Between the acting of a dreadful thing
And the first motion, all the interim is
Like a phantasma, or a hideous dream:
The Genius and the mortal instruments
Are then in council; and the state of man,
Like to a little kingdom, suffers then
The nature of an insurrection.
Acting, here, means (once more) the precise opposite of action: it means the conception of the action to be done, and the foundation of the baffling interim that both conjoins this to and separates this from its consummation, its “first motion.” Like a phantasma, or a hideous dream. Tool-downage, implements (instruments) idle, waiting. In this most political of plays, this recess is called council, and man’s being a state … a little kingdom. Yet what’s truly revolutionary (in all senses of the word) here is not the putative end goal, the murder of the Emperor or overthrow of state; it is the interim itself. Then is the time where insurrection lurks: then … then—he says it twice, the temporal qualifier doubles or accretes, as though to open up and ground its referent: the interim, interim-time. And that, as we know, is the time of fiction.
“Obsessed with buffering”
Questions to Tom McCarthy
Elisabeth Bronfen
We’re going to see whether we have some questions.

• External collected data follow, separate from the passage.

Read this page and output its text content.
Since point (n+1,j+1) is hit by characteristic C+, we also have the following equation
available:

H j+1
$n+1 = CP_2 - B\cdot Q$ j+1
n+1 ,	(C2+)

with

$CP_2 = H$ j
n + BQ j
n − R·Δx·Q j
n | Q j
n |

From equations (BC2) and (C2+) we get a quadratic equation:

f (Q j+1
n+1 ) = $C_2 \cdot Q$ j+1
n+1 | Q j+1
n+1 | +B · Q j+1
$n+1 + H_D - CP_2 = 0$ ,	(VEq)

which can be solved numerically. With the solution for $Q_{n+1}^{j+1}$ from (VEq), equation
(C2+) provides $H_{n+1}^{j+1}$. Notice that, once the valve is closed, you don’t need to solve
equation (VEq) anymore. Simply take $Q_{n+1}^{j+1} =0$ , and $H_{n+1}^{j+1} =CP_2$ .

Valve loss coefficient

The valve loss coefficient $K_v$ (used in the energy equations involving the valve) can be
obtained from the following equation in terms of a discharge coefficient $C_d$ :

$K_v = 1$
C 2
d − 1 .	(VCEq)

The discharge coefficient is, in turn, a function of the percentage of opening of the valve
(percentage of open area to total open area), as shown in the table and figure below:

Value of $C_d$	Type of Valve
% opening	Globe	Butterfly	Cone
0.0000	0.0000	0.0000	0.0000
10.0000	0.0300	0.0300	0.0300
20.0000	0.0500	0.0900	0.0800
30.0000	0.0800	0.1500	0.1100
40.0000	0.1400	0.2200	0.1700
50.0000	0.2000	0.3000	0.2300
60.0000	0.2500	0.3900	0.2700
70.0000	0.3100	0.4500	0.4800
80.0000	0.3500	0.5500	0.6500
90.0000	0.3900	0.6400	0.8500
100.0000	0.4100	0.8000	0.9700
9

Good, I don’t even have to break the ice.
Audience
The icebreaking fits well because I think I have another work for your collection: The Rime of the Ancient Mariner by Coleridge. It’s a voyage to the South Pole—so hence the ice—but I was thinking of the fact that Coleridge frames the story that the ancient mariner tells with a sinful act. That sinful act is of course shooting the albatross. This then brings on the suspension of time which moves the ship into the Doldrums. Nothing moves anymore, everybody dies and then the ghost ship turns up with Death and Life throwing the dice for the soul of the ancient mariner. Death loses so the ship continues with the whole crew who are basically zombies: dead bodies that are moved around by supernatural creatures. The ship sales back to England and the moment it reaches the harbor, everybody drops dead, the ship falls apart and the only person who survives is the ancient mariner who is now condemned to tell his story.
Tom McCarthy
“He stoppeth one of three” outside a church where a wedding is going to happe
n.
Audience
That’s right, he stops them on the way to the consummation of the wedding. Do you agree that this fits the general narrative of your talk?
T.MC.
Yes, absolutely. There’s another wonderful ship moment in Dracula as well on the Demeter: they’re dead or they’re all going to die—or more precisely, they’re transporting death, undead death (Dracula), in a coffin, just like Addie Bundren. I always think this is somehow about September the 11th: the last ones to die crash the ship into the harbor; with their last strength they just tie themselves to the steering wheel and head straight for the town rather than the designated parking space—which on September the 11th would be the airport. There seems to be something very prescient about this death ship driven by someone who is already effectively dead.